Lach ook nooit als je een Ducati Diavel ziet staan. Probeer het in elk geval niet, want het is een serieuze motorfiets en de eigenaar zal ook van alles uit zijn duim zuigen om zijn aanschaf te rechtvaardigen, waarbij hij de enige echte reden zal proberen te verzwijgen: ik heb geld te veel en ben een uitslover.
En zo zijn we weer terug bij Harley-Davidson.

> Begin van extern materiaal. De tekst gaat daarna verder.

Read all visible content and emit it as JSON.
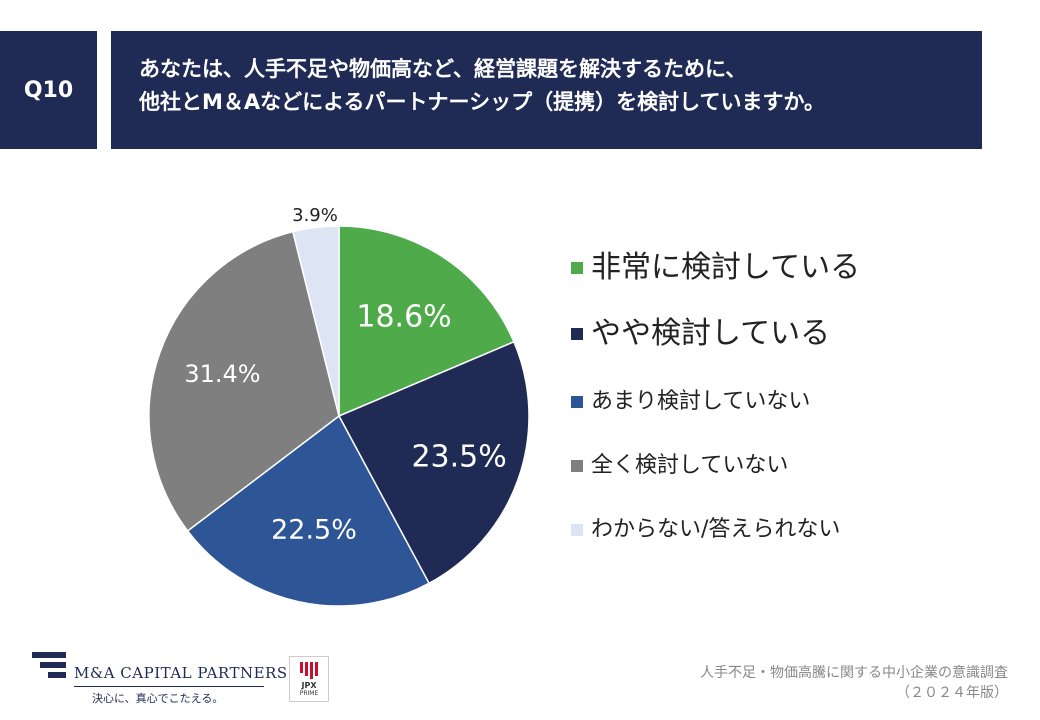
{
  "question": {
    "number": "Q10",
    "line1": "あなたは、人手不足や物価高など、経営課題を解決するために、",
    "line2": "他社とM＆Aなどによるパートナーシップ（提携）を検討していますか。"
  },
  "chart_data": {
    "type": "pie",
    "title": "",
    "start_angle_deg": 0,
    "direction": "clockwise",
    "slices": [
      {
        "label": "非常に検討している",
        "value": 18.6,
        "display": "18.6%",
        "color": "#4fab4a"
      },
      {
        "label": "やや検討している",
        "value": 23.5,
        "display": "23.5%",
        "color": "#1f2a55"
      },
      {
        "label": "あまり検討していない",
        "value": 22.5,
        "display": "22.5%",
        "color": "#2e5596"
      },
      {
        "label": "全く検討していない",
        "value": 31.4,
        "display": "31.4%",
        "color": "#7f7f7f"
      },
      {
        "label": "わからない/答えられない",
        "value": 3.9,
        "display": "3.9%",
        "color": "#dde5f4"
      }
    ],
    "legend_position": "right"
  },
  "legend": [
    {
      "label": "非常に検討している",
      "color": "#4fab4a",
      "emphasis": true
    },
    {
      "label": "やや検討している",
      "color": "#1f2a55",
      "emphasis": true
    },
    {
      "label": "あまり検討していない",
      "color": "#2e5596",
      "emphasis": false
    },
    {
      "label": "全く検討していない",
      "color": "#7f7f7f",
      "emphasis": false
    },
    {
      "label": "わからない/答えられない",
      "color": "#dde5f4",
      "emphasis": false
    }
  ],
  "footer": {
    "survey_title": "人手不足・物価高騰に関する中小企業の意識調査",
    "survey_edition": "（２０２４年版）",
    "company_name": "M&A CAPITAL PARTNERS",
    "company_tagline": "決心に、真心でこたえる。",
    "jpx_mark": "JPX",
    "jpx_sub": "PRIME"
  }
}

Niet dat we Harley-Davidson-rijders willen uitmaken voor uitslovers, maar de meest praktische fietsen zijn het niet en in de praktijk komen ze negen van de tien keer alleen uit de garage onder de stofhoes vandaan als het weer precies goed is en er veel volle terrasjes op het programma staan. En dat zal precies het lot zijn dat Nederlandse Diavels wacht, want je kunt hier nu eenmaal niet op goed weer rekenen, en een Diavel buiten parkeren – anders dan voor een vol terras – is niets minder dan heiligschennis.
De Diavel is moeilijk in een hokje te stoppen, powercruiser komt het dichtst in de buurt. Veel pk's, maar eenmaal in het zadel voel je zelden de neiging om het gas langer dan vijf seconden open te schroeven. En als je die neiging niet voelt, waarom zou je dan zo'n sterk ding willen kopen? Om de merknaam, het geluid, het geschud van de V-twin, het uiterlijk? Wie het weet, mag het zeggen. Niet om het sportieve rijden, want we kunnen nog wel wat fietsen bedenken – met veel minder pk's – waarmee we sneller zullen zijn. Ook niet om het gemak in stadsverkeer, dat wint elke scooter. Zeker niet voor de lange baan, want een stroomlijn ontbreekt en met een tank- en zadeltas heb je het qua bagage wel gehad.
Maar waarvoor dan wel?
Het is een vreemd geval, deze Ducati Diavel... een rijdende midlifecrisis. Vermoedelijk bedoeld voor ditto bestuurders. Om op een mooie zondag dragracewedstrijdjes te houden met bezitters van een Harley-Davidson V-Rod.
Een Diavel is vorm boven functie. Ze hadden een blok, hebben er een vorm bij bedacht, en toen allerlei kunstgrepen om het geheel bestuurbaar te houden. Dat is niet de manier waarop je een uitgebalanceerde motorfiets maakt. Wie niet kan rijden, heeft er weinig aan. Wie wel kan rijden, wil hem vermoedelijk niet hebben. Wij zouden hem niet willen hebben, zelfs niet als we geld te veel hadden en een garage van honderd vierkante meter. Omdat we geen enkele reden kunnen bedenken waarom we hem zouden willen hebben.
Raar ding. Leuk ding, maar raar.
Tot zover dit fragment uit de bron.